Author(s): Anderson SW, Soto JA, Lucey BC, Burke PA, Hirsch EF,
Abstract Share this page
Abstract PURPOSE: To retrospectively evaluate the integration of pelvic computed tomographic (CT) angiography into the thoracoabdominal CT examination of blunt trauma by using 64-detector row CT to differentiate active arterial from active venous hemorrhage. MATERIALS AND METHODS: This study was institutional review board approved and HIPAA compliant; the requirement for informed patient consent was waived. Fifty-three patients (30 male, 23 female; mean age, 42 years) with multiple blunt trauma underwent pelvic CT angiography with 64-detector row CT at admission. Arterial phase and portal venous phase pelvic CT angiograms were evaluated for evidence of vascular injury. In patients with active extravasation, the size of the hemorrhaging area was measured on arterial, portal venous, and delayed phase images. The Fisher exact test was used to correlate presence of vascular injury with subsequent clinical management. The Wilcoxon rank sum test was used to test the association between size of active hemorrhage during the vascular enhancement phases and subsequent clinical outcome.

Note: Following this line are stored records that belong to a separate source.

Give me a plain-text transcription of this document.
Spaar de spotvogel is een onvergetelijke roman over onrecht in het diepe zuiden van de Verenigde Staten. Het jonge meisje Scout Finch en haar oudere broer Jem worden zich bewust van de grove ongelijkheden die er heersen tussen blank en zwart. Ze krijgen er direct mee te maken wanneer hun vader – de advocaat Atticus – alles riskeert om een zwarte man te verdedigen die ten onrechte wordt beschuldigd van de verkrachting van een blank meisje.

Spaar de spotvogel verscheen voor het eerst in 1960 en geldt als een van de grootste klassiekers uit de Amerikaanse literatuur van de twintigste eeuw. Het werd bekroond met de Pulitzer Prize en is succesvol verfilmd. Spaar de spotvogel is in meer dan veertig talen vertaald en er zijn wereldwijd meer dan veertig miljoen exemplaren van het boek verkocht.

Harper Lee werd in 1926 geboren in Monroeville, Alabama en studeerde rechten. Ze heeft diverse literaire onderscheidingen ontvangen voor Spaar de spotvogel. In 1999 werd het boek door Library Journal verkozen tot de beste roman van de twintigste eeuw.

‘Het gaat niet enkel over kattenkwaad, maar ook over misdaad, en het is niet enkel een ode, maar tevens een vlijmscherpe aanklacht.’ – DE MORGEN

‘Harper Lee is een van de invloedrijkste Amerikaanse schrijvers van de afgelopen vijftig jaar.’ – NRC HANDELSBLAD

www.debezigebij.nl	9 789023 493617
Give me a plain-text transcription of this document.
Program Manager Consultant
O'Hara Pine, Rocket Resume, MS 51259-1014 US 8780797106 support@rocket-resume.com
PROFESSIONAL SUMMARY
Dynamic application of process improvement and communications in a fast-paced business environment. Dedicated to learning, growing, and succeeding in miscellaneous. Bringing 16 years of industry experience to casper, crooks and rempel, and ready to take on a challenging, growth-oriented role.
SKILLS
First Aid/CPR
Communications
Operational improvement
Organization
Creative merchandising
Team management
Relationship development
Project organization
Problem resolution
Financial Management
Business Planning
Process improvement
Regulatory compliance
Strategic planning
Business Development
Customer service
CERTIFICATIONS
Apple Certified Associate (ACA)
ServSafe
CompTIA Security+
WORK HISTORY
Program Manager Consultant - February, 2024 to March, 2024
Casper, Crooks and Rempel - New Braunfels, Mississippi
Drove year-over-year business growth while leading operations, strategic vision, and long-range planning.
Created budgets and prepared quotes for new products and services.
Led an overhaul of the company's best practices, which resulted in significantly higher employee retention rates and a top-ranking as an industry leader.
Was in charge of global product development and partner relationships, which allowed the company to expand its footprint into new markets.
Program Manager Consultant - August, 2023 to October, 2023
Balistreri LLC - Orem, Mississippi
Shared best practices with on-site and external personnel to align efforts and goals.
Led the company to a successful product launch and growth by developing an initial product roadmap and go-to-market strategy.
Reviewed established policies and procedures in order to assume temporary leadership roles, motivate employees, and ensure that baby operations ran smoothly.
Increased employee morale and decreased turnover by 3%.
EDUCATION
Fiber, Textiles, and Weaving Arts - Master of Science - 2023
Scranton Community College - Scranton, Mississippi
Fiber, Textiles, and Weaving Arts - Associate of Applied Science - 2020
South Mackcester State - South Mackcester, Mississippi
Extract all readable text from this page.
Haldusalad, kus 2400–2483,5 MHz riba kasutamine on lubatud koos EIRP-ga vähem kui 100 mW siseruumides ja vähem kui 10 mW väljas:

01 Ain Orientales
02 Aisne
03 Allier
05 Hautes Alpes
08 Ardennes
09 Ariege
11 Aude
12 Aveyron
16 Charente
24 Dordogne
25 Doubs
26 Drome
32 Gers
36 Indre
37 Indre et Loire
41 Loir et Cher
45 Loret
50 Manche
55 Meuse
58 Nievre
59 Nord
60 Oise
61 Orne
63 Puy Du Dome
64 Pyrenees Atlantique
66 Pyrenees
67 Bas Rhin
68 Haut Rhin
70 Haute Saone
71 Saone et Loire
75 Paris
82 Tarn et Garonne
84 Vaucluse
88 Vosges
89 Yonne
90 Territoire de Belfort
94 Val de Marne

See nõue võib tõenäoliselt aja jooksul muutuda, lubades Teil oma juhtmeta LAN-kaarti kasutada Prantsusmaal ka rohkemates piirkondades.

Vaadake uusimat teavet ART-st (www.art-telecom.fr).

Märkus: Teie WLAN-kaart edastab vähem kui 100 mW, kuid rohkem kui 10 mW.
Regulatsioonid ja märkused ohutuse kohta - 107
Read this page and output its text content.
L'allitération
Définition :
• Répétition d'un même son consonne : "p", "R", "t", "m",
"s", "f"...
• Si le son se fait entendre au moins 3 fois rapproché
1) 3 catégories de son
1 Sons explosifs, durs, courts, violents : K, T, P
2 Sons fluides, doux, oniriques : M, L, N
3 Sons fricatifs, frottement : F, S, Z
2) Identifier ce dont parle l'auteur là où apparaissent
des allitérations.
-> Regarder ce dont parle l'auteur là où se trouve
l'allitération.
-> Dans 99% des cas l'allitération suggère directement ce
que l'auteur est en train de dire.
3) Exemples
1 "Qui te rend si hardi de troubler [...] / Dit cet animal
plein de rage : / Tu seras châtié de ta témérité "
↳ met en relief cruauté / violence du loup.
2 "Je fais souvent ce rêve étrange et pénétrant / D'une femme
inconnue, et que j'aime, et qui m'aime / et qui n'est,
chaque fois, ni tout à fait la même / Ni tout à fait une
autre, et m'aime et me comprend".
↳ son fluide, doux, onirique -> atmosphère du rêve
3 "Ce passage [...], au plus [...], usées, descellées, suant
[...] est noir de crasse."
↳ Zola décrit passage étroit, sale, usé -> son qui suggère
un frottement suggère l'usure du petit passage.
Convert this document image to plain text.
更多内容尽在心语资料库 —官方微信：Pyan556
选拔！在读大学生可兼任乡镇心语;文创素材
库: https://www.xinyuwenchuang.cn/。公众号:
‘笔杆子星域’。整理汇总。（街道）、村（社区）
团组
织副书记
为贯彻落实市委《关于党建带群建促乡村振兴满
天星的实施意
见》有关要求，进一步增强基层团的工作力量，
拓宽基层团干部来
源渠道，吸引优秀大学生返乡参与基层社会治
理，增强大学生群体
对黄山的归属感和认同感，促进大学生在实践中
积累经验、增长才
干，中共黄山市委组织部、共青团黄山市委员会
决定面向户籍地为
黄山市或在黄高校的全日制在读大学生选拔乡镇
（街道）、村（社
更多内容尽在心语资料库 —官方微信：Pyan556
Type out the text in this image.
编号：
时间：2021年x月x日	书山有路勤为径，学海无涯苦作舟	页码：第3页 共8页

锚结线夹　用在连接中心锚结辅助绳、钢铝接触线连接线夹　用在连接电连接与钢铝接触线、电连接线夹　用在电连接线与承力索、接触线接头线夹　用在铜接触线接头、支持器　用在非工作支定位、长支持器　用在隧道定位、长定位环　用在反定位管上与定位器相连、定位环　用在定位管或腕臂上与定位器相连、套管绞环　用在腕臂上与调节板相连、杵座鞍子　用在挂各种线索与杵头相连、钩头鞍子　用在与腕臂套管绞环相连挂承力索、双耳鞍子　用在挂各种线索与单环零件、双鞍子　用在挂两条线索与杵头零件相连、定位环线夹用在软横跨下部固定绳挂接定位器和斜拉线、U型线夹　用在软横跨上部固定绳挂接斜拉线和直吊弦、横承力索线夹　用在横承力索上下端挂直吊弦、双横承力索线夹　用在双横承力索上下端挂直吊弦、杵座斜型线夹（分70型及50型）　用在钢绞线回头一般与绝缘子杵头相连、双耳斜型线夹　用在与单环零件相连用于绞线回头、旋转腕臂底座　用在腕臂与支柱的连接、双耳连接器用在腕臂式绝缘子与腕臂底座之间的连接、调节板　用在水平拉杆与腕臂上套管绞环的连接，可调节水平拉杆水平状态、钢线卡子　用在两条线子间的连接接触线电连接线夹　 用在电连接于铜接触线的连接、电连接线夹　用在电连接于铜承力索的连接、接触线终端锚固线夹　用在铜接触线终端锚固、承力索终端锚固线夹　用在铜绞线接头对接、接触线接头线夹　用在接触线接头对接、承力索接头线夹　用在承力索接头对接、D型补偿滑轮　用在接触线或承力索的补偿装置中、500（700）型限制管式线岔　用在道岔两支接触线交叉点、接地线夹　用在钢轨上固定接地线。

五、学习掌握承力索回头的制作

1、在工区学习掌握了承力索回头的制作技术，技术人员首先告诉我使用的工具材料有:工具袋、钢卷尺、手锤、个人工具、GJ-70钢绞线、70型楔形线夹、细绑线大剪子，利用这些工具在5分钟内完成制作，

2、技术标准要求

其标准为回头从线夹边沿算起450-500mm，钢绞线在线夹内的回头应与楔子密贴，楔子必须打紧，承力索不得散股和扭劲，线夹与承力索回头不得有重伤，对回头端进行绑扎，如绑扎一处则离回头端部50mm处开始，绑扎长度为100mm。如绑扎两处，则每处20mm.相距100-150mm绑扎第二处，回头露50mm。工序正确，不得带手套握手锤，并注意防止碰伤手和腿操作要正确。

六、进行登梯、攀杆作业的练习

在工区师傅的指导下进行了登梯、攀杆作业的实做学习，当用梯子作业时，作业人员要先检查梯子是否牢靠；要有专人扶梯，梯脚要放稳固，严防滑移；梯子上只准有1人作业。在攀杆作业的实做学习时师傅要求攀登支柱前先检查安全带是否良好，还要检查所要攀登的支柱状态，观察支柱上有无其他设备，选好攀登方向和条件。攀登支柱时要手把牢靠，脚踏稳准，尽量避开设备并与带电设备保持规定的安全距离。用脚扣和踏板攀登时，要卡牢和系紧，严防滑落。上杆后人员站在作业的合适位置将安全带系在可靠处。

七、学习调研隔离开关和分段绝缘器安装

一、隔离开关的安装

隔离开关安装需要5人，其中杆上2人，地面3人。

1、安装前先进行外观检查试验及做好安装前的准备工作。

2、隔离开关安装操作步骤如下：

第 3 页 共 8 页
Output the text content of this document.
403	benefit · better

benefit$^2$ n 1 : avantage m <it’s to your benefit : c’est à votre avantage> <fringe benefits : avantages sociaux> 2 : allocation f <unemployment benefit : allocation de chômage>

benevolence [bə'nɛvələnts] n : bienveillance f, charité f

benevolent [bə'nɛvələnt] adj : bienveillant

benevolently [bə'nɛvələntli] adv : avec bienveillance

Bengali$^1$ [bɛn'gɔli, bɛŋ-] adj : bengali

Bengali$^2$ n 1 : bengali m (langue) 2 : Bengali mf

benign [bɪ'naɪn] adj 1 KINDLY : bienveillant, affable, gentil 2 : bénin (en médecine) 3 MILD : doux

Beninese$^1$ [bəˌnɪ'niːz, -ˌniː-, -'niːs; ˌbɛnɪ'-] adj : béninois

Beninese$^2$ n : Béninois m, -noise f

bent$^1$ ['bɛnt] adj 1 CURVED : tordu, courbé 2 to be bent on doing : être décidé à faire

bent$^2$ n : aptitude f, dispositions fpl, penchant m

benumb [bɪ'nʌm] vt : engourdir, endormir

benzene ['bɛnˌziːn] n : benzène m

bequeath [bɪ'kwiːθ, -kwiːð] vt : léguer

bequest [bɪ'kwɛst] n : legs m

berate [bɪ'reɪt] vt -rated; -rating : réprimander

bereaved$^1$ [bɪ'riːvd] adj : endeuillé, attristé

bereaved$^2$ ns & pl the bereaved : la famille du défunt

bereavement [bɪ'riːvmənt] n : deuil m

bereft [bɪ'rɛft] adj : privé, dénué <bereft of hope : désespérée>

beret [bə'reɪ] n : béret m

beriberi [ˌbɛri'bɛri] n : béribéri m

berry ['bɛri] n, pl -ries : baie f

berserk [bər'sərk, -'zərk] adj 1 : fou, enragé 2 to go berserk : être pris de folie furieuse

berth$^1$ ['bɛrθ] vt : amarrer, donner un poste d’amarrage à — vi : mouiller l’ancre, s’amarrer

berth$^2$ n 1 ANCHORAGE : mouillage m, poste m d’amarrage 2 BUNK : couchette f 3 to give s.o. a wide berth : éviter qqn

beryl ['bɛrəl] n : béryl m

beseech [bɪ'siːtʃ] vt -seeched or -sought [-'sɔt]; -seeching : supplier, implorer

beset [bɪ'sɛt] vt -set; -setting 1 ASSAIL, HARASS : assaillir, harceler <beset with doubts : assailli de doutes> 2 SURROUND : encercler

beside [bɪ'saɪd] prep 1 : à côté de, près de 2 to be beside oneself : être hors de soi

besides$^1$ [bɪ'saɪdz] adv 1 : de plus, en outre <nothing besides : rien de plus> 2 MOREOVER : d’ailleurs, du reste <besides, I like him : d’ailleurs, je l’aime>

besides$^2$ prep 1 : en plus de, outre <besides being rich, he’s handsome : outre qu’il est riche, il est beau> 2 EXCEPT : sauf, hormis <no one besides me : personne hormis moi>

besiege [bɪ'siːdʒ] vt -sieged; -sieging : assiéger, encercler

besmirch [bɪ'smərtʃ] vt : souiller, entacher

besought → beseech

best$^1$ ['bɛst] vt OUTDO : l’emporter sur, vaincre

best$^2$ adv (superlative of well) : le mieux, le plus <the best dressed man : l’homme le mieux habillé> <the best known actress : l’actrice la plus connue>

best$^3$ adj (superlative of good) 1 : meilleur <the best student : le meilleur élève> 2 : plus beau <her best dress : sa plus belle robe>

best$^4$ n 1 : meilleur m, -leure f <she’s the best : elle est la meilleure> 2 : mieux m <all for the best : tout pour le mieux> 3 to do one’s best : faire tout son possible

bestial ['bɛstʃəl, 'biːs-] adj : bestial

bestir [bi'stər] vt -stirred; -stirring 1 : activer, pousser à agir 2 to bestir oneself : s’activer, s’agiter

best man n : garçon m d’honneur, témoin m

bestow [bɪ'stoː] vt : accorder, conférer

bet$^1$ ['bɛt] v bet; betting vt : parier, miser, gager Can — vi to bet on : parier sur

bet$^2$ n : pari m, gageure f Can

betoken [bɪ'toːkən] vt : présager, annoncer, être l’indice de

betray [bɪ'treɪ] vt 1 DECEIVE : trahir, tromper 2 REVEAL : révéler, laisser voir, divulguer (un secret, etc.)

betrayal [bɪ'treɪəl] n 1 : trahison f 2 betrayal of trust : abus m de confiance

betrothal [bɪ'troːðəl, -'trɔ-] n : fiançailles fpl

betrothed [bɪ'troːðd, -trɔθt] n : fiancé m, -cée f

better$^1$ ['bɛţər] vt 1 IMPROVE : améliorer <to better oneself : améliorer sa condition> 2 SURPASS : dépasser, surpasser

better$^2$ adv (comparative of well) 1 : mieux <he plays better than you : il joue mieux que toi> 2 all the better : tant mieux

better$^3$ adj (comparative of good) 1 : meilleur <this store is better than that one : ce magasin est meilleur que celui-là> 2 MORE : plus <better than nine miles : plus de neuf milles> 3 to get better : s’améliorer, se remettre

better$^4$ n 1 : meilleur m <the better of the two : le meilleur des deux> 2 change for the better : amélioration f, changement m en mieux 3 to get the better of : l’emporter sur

Finally, the Fisher exact test was used to correlate presence of vascular injury with severity of osseous injury. RESULTS: At pelvic CT angiography, 21 of the 53 patients had evidence of vascular injury: 10 isolated active arterial extravasations, three isolated arterial occlusions, three cases of both arterial extravasation and occlusion, two cases of arterial and venous extravasations, and three isolated venous extravasations. Eleven of the 21 patients also underwent conventional angiography, with subsequent embolization performed in seven of these 11 patients. The remaining 10 patients were successfully treated conservatively. When the foci of active arterial extravasation were compared on arterial, portal venous, and delayed phase images, the mean areas of hemorrhage across all three phases were larger in patients who required conventional angiography than in those successfully treated with conservative management. CONCLUSION: With use of 64-detector row scanning, pelvic CT angiography was successfully integrated into the authors' CT protocols and enabled differentiation between active arterial and active venous hemorrhage, which may influence clinical management. (c) RSNA, 2008.